Одиночество. Неизменное, непрошибаемое. Друзья-приятели – всё мимо. По ночам под тревожно-нудное зудение комаров я смотрел в пятно беленного давным-давно потолка, и пятно давило на меня словно купол на канатоходца. Выше не взлетишь, ты видишь свой предел, ты обречён – и тёмные пятна раздавленных в упрямстве противостояния комаров, как мой вызов этой обморочной белизне. Я истреблял подвальных кровопийц-мутантов с одержимостью начинающего маньяка. Довольно перспективного.

Что такое этот мир и как он устроен? Где та точка опоры, что позволит мне перевернуть его? Страстное желание сделать себя кем-то великим, чтобы оправдать своё существование. Разрешите мне пожить, пожалуйста…

Мне разрешали жить на этой старой квартире временами – по месяцу, по два. Чёрный кофе с сигаретой, как штамп на душе – «свободный художник». Уличный музыкант. Начинающий, одержимый. Мой шанс, единственное, что даёт надежду и веру.

Кислотной расцветки порошковая газировка, оставляющая несмываемый налёт на фаянсе чашек, и чёрный кофе, после которого остаётся густой осадок на дне и приторно-горький привкус во рту. Я пытался гадать на кофейной гуще в сыром тумане тёплой и ветреной осени. И не видел ничего, кроме людского моря.

Жизнь представлялась шведским столом, где до любого вкусного блюда надо дотянуться – и оплатить. И самое дорогое в оплате – отказ от всего остального. Всё и сразу не получалось.

Кто-то был рядом, кто-то стучал в мои двери, а я словно бредил с открытыми глазами. Острый вкус алкоголя – мимо, мимо…

Но иногда…

Мне казалось, что кто-то есть. Где-то далеко. Кто-то близкий.

На Хэллоуин я испёк лишний кусок тыквы в духовке, щедро заливая его мёдом и заворачивая в блестящую фольгу. Потом разложил на две тарелки, радостно изумился вкусу и растерянно осознал – делиться не с кем.

И всё же, хоть и через 20 лет, но я встретил того, с кем захотел поделиться тем нечаянным маленьким шедевром кулинарного искусства.

Ты бы оценил.

Если бы я пёк эту тыкву с тобой, а потом мы вместе ели бы её руками, закусывая сладкие глотки Амаретто, возможно, я бы гораздо раньше понял смысл процесса жизни, и что результат зависит именно от того, насколько ценишь сам процесс.

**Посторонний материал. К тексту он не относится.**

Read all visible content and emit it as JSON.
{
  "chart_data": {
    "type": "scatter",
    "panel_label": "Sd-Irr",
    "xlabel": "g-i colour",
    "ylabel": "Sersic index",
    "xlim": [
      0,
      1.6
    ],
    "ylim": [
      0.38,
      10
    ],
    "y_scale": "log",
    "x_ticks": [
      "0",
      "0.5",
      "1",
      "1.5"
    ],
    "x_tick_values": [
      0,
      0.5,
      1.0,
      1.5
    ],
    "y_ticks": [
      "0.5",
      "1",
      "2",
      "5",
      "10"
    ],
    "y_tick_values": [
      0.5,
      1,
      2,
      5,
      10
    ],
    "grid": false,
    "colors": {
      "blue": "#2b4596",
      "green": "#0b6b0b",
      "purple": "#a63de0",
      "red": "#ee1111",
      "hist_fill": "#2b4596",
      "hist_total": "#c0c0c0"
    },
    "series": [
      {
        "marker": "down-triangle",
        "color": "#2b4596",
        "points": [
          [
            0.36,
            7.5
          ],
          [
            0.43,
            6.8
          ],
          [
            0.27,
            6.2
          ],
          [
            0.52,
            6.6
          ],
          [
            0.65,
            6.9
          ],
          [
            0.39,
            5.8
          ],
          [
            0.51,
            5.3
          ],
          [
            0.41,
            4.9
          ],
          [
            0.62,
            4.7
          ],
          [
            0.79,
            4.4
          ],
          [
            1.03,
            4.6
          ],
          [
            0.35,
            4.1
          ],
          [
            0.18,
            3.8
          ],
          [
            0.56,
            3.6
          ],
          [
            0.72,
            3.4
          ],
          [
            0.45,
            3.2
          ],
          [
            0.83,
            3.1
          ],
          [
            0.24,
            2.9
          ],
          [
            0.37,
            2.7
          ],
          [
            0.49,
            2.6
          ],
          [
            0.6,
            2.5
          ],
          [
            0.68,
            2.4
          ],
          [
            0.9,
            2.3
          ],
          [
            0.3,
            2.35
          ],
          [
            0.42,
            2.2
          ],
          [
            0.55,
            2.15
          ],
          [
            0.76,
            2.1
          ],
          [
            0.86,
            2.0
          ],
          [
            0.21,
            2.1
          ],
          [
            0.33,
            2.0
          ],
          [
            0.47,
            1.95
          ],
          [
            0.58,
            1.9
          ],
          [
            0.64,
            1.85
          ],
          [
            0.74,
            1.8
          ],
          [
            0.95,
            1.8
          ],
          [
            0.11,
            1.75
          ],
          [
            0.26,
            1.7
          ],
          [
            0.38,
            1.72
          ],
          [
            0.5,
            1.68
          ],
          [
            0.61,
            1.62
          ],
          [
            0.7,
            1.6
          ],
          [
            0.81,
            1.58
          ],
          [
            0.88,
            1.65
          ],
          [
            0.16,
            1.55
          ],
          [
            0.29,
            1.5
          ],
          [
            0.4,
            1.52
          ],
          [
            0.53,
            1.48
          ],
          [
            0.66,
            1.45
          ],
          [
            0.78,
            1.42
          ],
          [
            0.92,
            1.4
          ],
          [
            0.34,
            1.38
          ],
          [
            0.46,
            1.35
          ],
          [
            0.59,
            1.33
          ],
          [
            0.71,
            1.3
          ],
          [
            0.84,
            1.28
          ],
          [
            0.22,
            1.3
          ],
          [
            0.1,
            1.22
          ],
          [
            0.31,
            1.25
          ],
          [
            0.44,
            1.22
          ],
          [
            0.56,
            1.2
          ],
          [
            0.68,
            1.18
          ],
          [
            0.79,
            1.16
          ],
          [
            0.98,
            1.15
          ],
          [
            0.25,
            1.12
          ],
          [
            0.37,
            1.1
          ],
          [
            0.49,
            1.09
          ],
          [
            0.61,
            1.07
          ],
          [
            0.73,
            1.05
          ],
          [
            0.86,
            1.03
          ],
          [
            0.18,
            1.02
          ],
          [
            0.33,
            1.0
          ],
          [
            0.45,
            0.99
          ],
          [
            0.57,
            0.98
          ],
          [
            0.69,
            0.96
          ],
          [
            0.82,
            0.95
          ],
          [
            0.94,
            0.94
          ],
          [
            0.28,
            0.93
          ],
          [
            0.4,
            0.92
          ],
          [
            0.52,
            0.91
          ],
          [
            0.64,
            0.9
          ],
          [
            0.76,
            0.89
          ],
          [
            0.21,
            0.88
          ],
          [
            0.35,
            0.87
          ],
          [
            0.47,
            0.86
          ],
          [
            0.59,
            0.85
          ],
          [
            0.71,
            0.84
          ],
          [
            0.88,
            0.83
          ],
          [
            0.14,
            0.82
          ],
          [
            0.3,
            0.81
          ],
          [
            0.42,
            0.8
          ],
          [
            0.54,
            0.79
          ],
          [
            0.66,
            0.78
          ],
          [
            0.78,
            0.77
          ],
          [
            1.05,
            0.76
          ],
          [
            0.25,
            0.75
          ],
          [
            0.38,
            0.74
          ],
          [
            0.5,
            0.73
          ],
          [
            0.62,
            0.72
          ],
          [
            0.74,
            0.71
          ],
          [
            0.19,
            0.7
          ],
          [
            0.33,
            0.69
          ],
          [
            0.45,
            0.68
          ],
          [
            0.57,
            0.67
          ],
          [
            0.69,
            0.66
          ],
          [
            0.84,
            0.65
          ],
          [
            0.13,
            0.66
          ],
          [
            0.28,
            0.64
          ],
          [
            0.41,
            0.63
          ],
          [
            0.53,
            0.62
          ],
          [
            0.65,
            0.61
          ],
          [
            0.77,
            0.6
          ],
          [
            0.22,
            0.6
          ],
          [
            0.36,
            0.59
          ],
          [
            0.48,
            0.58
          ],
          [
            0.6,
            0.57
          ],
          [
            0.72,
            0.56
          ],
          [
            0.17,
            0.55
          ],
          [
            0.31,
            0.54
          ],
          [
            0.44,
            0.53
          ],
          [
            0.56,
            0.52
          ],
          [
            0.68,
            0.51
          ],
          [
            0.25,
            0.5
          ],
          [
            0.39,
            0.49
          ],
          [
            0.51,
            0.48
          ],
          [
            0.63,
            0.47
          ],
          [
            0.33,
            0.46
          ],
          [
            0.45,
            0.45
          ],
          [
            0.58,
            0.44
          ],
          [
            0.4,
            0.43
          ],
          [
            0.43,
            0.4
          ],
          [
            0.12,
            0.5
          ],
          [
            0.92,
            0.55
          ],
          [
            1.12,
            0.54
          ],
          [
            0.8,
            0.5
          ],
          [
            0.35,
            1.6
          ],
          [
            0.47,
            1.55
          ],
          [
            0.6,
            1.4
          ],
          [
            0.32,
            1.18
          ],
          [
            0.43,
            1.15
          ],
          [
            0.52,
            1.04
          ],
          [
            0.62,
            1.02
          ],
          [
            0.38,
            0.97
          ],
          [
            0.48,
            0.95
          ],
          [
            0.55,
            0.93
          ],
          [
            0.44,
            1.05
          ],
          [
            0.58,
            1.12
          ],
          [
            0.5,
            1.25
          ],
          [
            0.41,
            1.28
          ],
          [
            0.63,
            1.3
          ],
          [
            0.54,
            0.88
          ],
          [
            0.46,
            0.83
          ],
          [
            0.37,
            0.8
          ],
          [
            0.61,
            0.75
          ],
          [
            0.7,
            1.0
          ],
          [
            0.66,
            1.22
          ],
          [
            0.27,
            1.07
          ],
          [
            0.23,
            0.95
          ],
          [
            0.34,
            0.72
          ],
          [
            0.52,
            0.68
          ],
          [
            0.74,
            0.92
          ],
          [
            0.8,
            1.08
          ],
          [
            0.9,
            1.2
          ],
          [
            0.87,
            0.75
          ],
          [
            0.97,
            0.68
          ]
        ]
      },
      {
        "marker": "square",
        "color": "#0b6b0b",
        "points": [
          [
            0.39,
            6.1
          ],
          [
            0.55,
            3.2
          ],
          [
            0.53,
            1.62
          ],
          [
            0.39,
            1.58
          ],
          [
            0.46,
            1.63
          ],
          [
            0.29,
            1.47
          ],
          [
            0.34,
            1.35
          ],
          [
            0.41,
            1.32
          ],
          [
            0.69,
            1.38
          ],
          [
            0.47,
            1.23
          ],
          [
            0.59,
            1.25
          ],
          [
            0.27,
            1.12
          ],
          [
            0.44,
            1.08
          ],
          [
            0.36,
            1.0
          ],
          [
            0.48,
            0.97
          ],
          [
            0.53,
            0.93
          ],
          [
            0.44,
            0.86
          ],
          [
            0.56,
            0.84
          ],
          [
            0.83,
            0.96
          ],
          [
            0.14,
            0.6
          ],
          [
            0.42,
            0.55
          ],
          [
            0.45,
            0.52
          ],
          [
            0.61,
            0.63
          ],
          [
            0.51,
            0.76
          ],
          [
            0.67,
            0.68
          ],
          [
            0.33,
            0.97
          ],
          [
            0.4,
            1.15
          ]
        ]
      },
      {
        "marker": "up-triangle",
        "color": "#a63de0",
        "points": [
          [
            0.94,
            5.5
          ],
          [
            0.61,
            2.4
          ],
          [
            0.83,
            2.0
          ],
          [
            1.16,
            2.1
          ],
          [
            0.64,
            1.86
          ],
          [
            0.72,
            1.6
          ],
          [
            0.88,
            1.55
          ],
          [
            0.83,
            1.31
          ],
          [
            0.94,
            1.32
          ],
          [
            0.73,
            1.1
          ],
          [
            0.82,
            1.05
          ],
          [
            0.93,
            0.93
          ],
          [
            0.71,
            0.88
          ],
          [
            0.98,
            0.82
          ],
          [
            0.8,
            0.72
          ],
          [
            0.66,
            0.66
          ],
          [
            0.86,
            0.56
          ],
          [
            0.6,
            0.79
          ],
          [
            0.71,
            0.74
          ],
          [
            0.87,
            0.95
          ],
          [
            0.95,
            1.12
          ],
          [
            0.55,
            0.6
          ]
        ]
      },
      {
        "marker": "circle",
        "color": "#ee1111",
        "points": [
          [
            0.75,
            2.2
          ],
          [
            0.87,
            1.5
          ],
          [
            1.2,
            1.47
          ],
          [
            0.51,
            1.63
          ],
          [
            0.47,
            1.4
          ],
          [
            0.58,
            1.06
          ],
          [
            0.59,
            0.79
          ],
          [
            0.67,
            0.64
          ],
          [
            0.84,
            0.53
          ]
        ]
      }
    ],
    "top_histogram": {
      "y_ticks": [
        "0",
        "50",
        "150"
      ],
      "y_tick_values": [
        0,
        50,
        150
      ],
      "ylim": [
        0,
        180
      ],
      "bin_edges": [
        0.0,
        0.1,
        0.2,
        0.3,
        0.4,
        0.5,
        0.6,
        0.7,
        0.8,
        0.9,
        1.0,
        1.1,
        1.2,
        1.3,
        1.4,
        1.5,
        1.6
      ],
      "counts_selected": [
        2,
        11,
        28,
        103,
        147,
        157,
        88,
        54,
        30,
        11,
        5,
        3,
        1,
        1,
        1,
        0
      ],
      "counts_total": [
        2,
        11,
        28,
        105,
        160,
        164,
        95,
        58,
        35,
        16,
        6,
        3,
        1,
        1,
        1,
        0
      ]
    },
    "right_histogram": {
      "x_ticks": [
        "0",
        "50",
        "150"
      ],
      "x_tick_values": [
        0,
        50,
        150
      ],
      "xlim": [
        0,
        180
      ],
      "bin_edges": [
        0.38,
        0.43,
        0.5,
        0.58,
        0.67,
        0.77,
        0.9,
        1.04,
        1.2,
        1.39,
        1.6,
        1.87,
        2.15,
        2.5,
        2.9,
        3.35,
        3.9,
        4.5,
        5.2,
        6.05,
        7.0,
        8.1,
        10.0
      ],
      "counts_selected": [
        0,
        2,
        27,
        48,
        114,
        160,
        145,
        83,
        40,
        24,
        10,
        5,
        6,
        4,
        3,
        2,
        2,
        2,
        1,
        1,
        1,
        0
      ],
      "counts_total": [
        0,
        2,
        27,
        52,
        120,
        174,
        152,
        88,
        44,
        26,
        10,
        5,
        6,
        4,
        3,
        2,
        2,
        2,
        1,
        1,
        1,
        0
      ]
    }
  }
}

И, возможно, я смог бы уберечь тебя от горьких разочарований в людях, выбравших своим божеством, своей религией личную боль. Для них нет эмоции сильнее, нет аргумента весомее. И они никогда не расстанутся со своей болью ради нежности, радости и лёгкости любви. Это для них слишком просто, слишком легко – и, парадокс, недоступно. Именно их хочется осчастливить в первую очередь, подарить хоть немного счастья за все страдания, но на самом деле их стенания – просто приманка. Чтобы пить твою радость, впитывать твоё тепло и внимание – и прогрызать дыры в твоём сердце.

Знали бы мы это тогда? Смогли бы подарить друг другу желание жить и уверенность в смысле существования?

Снова тёплая, ветреная, туманная осень. Совсем другая…

Снова Хэллоуин.

Вместо тыквы – слова, вместо мёда – обожание.

И немного нежности среди хоррора повседневности, как сливочная пенка в чашке со слишком крепким кофе. Аромат чарующий, но вкус оставляет всё ту же приторную горечь.

Я смотрел на жизнь, как на коробку конфет ассорти, и боялся промахнуться с начинкой. Я хотел быть уверенным в начинке, но можно быть уверенным только в том, что с благодарностью примешь любую.

В конце концов, когда тебя угощают, самое верное это сказать «спасибо».